Жизнь как она есть — страница 12 из 34

на смеялась, беседовала на малинке с кучей родственников, которые являлись засвидетельствовать матроне почтение, а меня просто не замечала. Что такого ужасного я совершила? Не выучила язык? Не приняла ислам? Я чувствовала, что причина неприятия лежит много глубже. Нас разделили не только депортация и Срединный проход[84], лишившие меня моего языка и моих традиций. Речь шла о разнице онтологического порядка. Я не принадлежала к этносу, к неприкосновенному народу. Что бы я ни сделала, все равно осталась бы парией.

Родственники приходили в дом с подношениями – праздничной едой, пагне из индиго, флаконами духов и ароматических масел. Муссокоро принимала их в гостиной, как королева, сидя на циновке с выставленными напоказ задубевшими ступнями. Я по возможности старалась бывать на этих бесконечных сборищах, не желая злить Конде, которого присутствие матери сделало обидчивым и излишне нервным. Он не только пытался удовлетворить все ее желания (например, бегал на рынок за орехами кола), забыл о сигаретах (хотя обычно выкуривал по две пачки в день) и пиве Pilsner Urquell, которое обожал. Каждую пятницу они с Абдулаем спешили в мечеть. Все это могло бы меня насмешить, если бы не огорчение Дени. Бабушка не расставалась с Сильви, переименованной в Массу, и Айшей, она купала девочек, причесывала, кормила и не спускала с рук. Часто они засыпали, прижимаясь к ее богатой груди. Дени же Муссокоро не только игнорировала, что само по себе было очень обидно и несправедливо, но и без конца дергала мальчика, отдавая приказания на малинке, которых он, естественно, не понимал. Дени смотрел на мать Конде, раскрыв рот, а мне казалось, что она вот-вот швырнет ему в лицо сандалию или ударит. Если рядом «случайно» оказывался Абдулай, он с нарочитым рвением выполнял поручение бабки, а Дени оставалось только глотать слезы.

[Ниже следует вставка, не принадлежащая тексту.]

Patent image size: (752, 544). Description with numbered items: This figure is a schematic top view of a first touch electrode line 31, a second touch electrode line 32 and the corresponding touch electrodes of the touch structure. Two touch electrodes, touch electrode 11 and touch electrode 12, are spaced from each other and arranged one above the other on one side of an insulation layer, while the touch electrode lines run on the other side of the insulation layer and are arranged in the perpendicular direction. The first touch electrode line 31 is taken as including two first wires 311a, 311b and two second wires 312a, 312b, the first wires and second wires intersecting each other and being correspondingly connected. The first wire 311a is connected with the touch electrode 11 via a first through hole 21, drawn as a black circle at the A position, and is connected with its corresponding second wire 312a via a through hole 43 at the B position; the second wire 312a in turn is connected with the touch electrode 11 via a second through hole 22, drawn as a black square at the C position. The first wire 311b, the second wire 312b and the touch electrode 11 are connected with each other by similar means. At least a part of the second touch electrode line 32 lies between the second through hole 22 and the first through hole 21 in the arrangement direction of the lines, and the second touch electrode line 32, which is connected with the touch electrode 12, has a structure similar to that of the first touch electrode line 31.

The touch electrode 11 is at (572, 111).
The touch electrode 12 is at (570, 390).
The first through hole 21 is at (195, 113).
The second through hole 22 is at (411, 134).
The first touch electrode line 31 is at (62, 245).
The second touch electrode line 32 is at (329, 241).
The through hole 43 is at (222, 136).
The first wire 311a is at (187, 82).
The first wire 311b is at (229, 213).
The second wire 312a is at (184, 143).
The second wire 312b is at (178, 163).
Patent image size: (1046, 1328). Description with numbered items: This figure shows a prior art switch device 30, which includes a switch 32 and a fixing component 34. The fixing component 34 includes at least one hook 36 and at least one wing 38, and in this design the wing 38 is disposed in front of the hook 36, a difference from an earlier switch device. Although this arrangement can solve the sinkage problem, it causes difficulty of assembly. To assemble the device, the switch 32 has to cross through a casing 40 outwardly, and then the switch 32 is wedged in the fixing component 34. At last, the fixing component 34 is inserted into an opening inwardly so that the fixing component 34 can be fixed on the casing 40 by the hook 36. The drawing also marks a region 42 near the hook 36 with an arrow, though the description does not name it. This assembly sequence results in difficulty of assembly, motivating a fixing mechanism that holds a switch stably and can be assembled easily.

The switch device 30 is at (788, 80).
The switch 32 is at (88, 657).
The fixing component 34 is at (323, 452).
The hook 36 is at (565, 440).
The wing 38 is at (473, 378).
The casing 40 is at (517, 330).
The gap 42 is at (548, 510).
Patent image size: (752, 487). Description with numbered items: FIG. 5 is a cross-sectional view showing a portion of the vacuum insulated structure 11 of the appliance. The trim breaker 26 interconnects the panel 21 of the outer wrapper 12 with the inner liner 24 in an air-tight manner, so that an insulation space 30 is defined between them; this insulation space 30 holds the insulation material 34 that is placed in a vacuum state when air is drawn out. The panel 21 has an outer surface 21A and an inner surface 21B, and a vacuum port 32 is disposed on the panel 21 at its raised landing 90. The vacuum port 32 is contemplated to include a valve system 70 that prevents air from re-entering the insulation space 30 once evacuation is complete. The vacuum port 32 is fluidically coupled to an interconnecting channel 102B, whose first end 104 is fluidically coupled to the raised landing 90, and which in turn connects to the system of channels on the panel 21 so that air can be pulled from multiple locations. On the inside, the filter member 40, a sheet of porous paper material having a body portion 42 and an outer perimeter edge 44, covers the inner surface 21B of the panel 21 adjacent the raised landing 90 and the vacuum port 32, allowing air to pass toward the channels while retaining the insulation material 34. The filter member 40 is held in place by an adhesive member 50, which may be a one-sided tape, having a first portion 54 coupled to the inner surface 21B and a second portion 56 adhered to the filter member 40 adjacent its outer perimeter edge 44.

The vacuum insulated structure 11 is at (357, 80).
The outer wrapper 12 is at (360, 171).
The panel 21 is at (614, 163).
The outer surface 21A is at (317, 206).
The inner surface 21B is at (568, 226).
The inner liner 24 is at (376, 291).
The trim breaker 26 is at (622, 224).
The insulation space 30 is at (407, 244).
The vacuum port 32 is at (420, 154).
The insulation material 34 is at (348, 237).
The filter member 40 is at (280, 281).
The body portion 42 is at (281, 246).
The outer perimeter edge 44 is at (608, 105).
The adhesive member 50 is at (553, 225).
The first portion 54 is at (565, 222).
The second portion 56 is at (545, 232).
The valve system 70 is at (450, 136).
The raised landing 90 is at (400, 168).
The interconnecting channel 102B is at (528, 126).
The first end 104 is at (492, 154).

Однажды я не выдержала и пожаловалась Конде:

– Твоя мать гадко ведет себя с Дени!

Он закатил глаза:

– Не выдумывай! Сама знаешь, что твой сын бывает ужасным… рохлей. Девчонкой. Не то что Абдулай!

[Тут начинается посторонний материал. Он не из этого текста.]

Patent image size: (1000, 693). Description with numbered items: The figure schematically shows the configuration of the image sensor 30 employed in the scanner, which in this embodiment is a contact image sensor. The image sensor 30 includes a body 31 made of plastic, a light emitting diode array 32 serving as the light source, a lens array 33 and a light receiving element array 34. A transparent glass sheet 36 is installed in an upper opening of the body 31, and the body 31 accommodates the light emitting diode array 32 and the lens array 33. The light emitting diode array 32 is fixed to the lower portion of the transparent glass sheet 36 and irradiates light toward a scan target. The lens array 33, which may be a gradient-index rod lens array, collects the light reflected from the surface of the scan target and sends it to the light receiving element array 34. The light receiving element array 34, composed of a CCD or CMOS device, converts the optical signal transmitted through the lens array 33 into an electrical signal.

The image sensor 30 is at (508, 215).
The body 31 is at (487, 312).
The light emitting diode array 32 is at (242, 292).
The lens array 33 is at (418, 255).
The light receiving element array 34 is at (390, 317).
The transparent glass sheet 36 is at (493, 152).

– Будь любезен, избегай впредь подобных сравнений! – высокомерным тоном потребовала я.

Иногда Конде приглашал к нам знакомых гриотов, чтобы развлечь мать. Обычно они приходили втроем: два певца аккомпанировали себе на коре, третий играл на балафоне. Они располагались на нашей маленькой террасе, среди соседей, сбегавшихся послушать их. На меня чарующие звуки неизменно производили огромное впечатление. Стаи летучих мышей, взлетавшие к верхушкам деревьев, казались нарисованными углем на фоне графитового неба, и мне чудилось, что все, кого я любила и потеряла, возвращаются и заполняют окружающее пространство.

После концерта Абдулай с гордым видом обходил публику с корзинкой, и каждый клал в нее деньги, а самые восторженные пытались прилепить банкноту на лоб кому-нибудь из исполнителей.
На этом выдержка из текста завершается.